The Zapruder film of the Kennedy assassination; The Mansell Collection from London; Dahlstrom glass plates of New York and environs from the 1880s; and the entire works left to the collection from LIFE photographers Alfred Eisenstaedt, Gjon Mili, and Nina Leen. These are just some of the things you'll see in Google Image Search today.

We're excited to announce the availability of never-before-seen images from the LIFE photo archive. This effort to bring offline images online was inspired by our mission to organize all the world's information and make it universally accessible and useful. This collection of newly-digitized images includes photos and etchings produced and owned by LIFE dating all the way back to the 1750s.

Only a very small percentage of these images have ever been published. The rest have been sitting in dusty archives in the form of negatives, slides, glass plates, etchings, and prints.

Fermilab physicist Bill Higgins has posted several choice nuggets on his blog, Eponymously Yours, W. Skeffington Higgins, including the photograph of the Berkeley cyclotron control room above, shot by Peter Stackpole in 1939.

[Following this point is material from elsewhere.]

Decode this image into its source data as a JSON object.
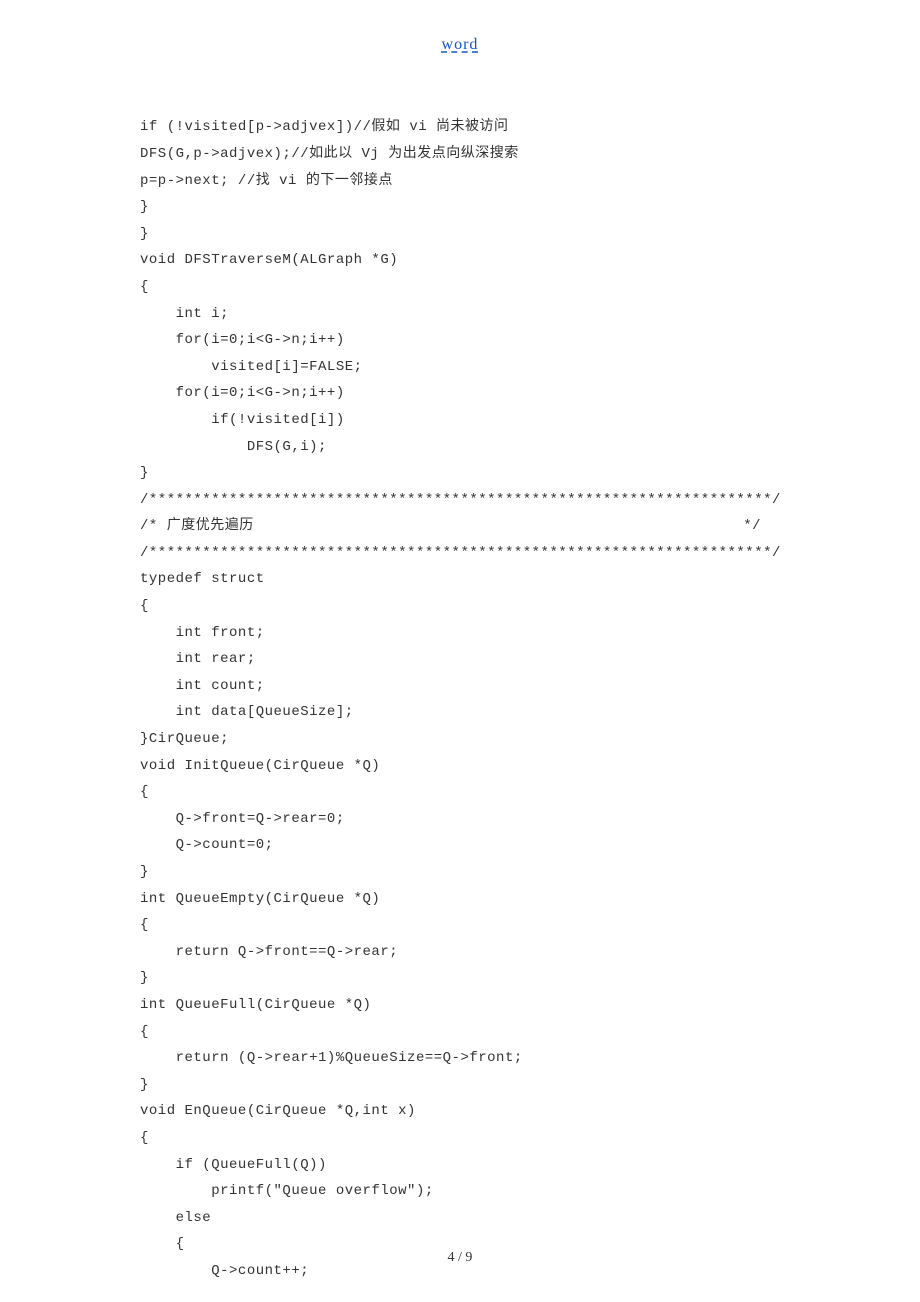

Looks like this initial batch reaches only into the 1970s;  there are no images of the Tevatron accelerator at Fermilab or the SLAC linear collider, let alone the Large Hadron Collider on the Swiss-French border, which is scheduled to re-open next summer.

But there are some lovely sights amongst the older stuff:

The tracks of particles emanating from a speck of radium placed on a photographic plate, 1949.

     A chain of nails held together by a powerful magnetic field at Columbia University's new cyclotron in 1948.

A cartoon tacked to a Berkeley cyclotron bulletin board, 1939.  In front of a wrecked cyclotron,  one scientist says to another, "Toughest damn atom I ever saw!"

 Cyclotron inventor and Nobel laureate EO Lawrence on the cover of Time, 1937.

Drawings of Albert Einstein and Paul Painleve discussing mathematics at the College de France in 1921.

Einstein's messy desk  at Princeton, 1955. 

A portrait of Dr. Chien-Shiung Wu, popularly known as Madame Wu, at Columbia University, 1952.

The oldest item I could find is not physics-related but I thought it deserved a mention:  this 1754 engraving of Sir Francis Drake being knighted by Queen Elizabeth I.

 In related news, Cosmic Variance has dug up photos of unsung astronomy hero Walter Baade and other astronomical grooviness.